I note the time when I arrive. It’s a little early for Alayna to be at work, but that’s better. If I’m already here when she arrives—going over business with David, perhaps—then my visit will appear casual. It will seem like my meeting with her is an afterthought. It should help her see that I believe anything that exists between us is mundane. Ordinary.

I’m not sure she’ll buy it. Honestly, I’m not sure I want her to.

But she has to. Because this is how things are now. This is how things have to be.

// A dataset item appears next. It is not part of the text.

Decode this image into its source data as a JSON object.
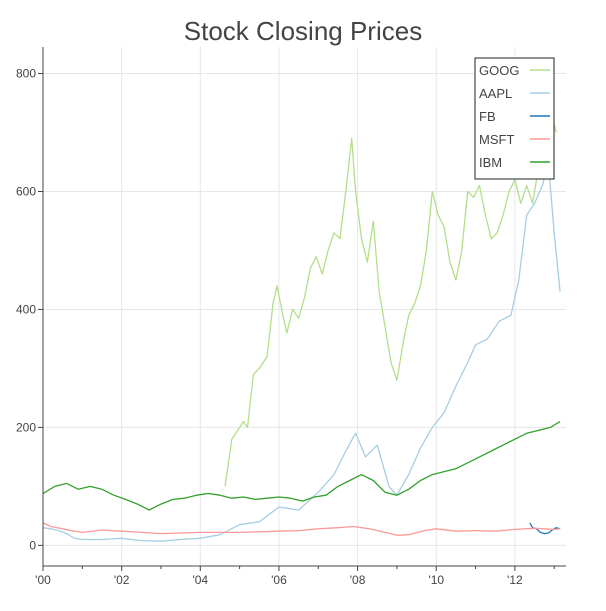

The club is dark as I enter. I head for the office—if David is here, that’s where he’ll be. The door is open when I approach, but as I enter the frame, I’m not prepared for the sight that meets me. David is here, but in his arms—Alayna.

They’re embracing, and it’s far too intimate to be a hug between friends. I can’t see her face, but the expression on his is one I can relate to. It’s adoration. It’s affection. It’s maybe even love.

Emotion shoots through my body at the sight. Jealousy, astonishment, scorn—the emotions mix into a toxic cocktail of rage. I’ve never been this worked up, this livid. My blood is boiling, my skin itching, and my gut feels like it’s been punched.

But I wear my mask. So David sees none of it when he sees me. Instead he sees cold and steel, which can be very intimidating, I’ve found.

Instantly, he lets Alayna go and backs away. “Hey, Pierce.”

Alayna spins, and her eyes meet mine. Hers are sparked with worry, with fear, and the blood drains from her face. Her concern softens the slightest bit. Not enough, though. I’m still consumed with my fury.